The high court’s willingness to uphold restraints on abortion protesters “has damaged the First Amendment more quickly and more severely than I feared,” Scalia wrote.

He referred in particular to a split decision last June in which the Supreme Court upheld a “buffer zone” around an embattled Florida abortion clinic, while also striking down a judge’s order that put a 300-foot, nopicketing zone around the homes of clinic workers.

In a seemingly offhand comment in the case of Madsen vs. Women’s Health Center, Chief Justice William H. Rehnquist added that “a smaller (no-picketing) zone” might be constitutional in residential neighborhoods.

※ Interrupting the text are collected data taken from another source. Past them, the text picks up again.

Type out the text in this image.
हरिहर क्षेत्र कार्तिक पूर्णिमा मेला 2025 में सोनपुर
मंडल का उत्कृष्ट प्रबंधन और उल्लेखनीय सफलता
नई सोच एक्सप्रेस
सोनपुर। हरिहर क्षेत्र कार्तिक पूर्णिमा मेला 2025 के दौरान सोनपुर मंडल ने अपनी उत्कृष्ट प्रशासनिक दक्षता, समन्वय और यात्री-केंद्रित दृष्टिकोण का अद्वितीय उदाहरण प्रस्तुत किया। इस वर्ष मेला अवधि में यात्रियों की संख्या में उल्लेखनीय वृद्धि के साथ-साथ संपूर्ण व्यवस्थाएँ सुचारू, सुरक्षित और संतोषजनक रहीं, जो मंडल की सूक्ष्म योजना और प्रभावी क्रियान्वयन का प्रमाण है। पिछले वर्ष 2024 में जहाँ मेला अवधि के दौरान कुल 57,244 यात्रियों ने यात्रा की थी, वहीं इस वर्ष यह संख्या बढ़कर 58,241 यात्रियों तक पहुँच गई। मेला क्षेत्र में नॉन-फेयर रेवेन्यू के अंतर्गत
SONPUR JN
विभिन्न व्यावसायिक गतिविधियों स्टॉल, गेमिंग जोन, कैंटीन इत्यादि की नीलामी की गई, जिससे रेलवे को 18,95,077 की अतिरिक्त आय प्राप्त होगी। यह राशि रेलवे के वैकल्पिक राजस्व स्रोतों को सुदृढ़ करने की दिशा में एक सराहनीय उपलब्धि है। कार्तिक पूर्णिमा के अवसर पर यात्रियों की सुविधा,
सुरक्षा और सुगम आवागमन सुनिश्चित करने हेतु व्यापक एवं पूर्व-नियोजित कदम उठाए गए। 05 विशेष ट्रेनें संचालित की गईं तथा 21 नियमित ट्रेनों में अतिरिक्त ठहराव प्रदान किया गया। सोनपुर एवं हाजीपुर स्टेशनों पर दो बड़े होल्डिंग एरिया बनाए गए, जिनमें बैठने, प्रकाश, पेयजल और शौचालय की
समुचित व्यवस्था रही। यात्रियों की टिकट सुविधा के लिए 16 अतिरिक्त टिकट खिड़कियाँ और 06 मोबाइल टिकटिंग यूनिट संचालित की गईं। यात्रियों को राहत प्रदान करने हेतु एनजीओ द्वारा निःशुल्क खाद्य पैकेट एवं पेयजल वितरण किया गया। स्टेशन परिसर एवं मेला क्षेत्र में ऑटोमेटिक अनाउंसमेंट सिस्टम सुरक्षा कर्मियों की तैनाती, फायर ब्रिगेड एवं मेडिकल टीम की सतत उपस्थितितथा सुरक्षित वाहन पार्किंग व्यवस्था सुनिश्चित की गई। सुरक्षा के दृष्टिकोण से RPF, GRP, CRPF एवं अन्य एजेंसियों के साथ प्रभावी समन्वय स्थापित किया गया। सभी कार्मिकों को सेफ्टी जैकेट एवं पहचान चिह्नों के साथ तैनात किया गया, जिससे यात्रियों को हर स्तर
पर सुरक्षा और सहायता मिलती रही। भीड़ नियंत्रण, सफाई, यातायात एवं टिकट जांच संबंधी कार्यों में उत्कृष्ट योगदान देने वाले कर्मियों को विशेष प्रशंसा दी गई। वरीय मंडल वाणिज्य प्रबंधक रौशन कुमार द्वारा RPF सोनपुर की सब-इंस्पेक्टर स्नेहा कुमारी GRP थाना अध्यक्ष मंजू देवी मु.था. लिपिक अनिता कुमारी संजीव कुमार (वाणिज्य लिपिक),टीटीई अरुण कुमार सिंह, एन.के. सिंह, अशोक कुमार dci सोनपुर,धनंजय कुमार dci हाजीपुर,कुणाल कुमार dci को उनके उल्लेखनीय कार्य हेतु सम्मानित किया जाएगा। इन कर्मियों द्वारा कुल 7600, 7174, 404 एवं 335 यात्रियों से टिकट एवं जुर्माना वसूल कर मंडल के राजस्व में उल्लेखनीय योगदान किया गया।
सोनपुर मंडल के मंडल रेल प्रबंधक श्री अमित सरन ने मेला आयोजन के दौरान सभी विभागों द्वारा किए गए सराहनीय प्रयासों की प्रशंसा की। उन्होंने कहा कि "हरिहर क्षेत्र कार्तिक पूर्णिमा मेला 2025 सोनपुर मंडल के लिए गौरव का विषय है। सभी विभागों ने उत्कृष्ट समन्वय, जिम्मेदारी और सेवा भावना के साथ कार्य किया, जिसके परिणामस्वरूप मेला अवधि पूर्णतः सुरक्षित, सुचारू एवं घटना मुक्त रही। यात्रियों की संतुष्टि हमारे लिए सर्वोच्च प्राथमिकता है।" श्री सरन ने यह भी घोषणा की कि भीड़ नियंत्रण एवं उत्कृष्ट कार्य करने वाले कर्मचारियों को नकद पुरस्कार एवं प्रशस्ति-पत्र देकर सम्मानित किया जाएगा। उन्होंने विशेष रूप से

Since then, state courts in North Carolina, Ohio and California have seized on Rehnquist’s comment and upheld broad ordinances or court orders banning picketing in residential areas, say lawyers who have followed the issue.

“There’s a double standard here,” said Richard F. Collier Jr., a New Jersey attorney representing the abortion protesters. “The First Amendment rights of pro-lifers are treated differently than the rights of any class of protesters. If this involved gay rights or animal rights or civil rights, I think they (justices) would have taken this case.”

The American Civil Liberties Union joined the New Jersey case on the side of the abortion protesters.

“We essentially agree with Justice Scalia. This was a peaceful demonstration in a residential zone, and it did not interfere with a woman’s right to choose,” said Marsha Wenk, legal director for the ACLU in Newark.

The issue of residential picketing is almost certain to return to the high court.

Seven years ago, the justices upheld a Wisconsin city law that barred picketers from gathering directly in front of a doctor’s home, but the case did not spell out how far they could be kept away.

Last week, the California Supreme Court refused to hear a free-speech challenge to a 1993 San Jose ordinance that bans picketing within 300 feet of a residence.